The mid-year move is now routine for the University’s Office of Housing, but for the 2007–2008 school year officials took an experimental approach to hotel assignments. In previous years, students living in hotels were mostly first-years, transfers, and those assigned to dorms that were being renovated. Last year, in an effort to keep all freshmen on campus, the Office of Housing promised any upperclassmen who opted to live in a hotel fall semester priority when choosing their housing for the 2008–2009 school year.
“The experiment was very successful,” says Marc Robillard, director of housing. “Come January, many hotel residents did not even need to be reassigned because many went abroad or graduated. It makes it a lot easier, for both the students and the Office of Housing.” Only 64 percent of the hotel residents needed campus housing, and the number of students returning to campus dropped as well, from 544 last year to 282.
Each fall, high freshmen enrollment and ongoing renovations in the residence halls lead to a housing overflow. Since 1994, Boston University has used nearby hotels for students who couldn’t be accommodated on campus. They live in the hotels for the fall semester only. “The student population is always smaller spring semester,” Robillard explains. “Students go abroad, graduate, and withdraw, which creates space for students from the hotels."

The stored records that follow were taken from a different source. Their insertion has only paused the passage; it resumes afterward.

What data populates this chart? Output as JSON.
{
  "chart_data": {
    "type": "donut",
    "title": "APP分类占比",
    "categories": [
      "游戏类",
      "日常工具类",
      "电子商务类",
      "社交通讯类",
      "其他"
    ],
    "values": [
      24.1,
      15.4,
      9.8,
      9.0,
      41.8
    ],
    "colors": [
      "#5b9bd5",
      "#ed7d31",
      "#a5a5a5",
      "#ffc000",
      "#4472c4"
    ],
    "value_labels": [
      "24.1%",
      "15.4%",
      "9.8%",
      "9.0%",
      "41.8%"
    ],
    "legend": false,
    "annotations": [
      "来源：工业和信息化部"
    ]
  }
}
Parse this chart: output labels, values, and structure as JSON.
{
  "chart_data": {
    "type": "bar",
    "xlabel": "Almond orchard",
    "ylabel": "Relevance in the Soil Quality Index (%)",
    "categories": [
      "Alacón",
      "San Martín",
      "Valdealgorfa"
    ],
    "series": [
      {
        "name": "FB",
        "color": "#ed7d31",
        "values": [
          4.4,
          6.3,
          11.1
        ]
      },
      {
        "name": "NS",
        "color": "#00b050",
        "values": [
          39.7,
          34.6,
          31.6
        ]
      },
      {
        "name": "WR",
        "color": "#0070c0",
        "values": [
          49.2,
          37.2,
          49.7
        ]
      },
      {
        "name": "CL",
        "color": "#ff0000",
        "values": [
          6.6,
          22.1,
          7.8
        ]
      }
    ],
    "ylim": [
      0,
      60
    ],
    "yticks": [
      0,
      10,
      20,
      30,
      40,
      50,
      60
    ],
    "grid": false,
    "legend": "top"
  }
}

The previous situation made adjustment to college harder for the freshmen assigned to the hotels. “A common complaint among freshmen living in the hotels was that they felt disconnected from the campus. They didn’t know the campus as well, and they didn’t feel like they were getting the huge freshman social experience that comes with living in a big residence hall,” Robillard says.
The experiment of housing upperclassmen in the hotels will likely be continued next year. “It makes better sense,” Robillard says. “Freshmen want that really intense social experience where they meet lots of people, and a place like Warren Towers definitely provides that experience. Sophomores tend to want to live with their friends in a quieter setting.”
Living in the hotels does have some advantages: students get to choose their roommates, and twice-weekly cleaning service, private bathrooms, and air conditioning are also among the perks, Robillard says. Students form their own residence hall associations and hold regular social events, just as their peers in campus housing do.
A often-heard complaint is that students are farther away from campus. Although a shuttle bus travels between the Hyatt and Comm. Ave., Robillard says, it is not always reliable.
By 2009, BU may no longer have to rely on the hotels for housing. Student Village II, scheduled to open in fall 2009, will add 960 beds and enable 85 percent of undergraduates to live on campus. Current on-campus capacity is 10,616, with 77 percent of undergraduates living in campus housing.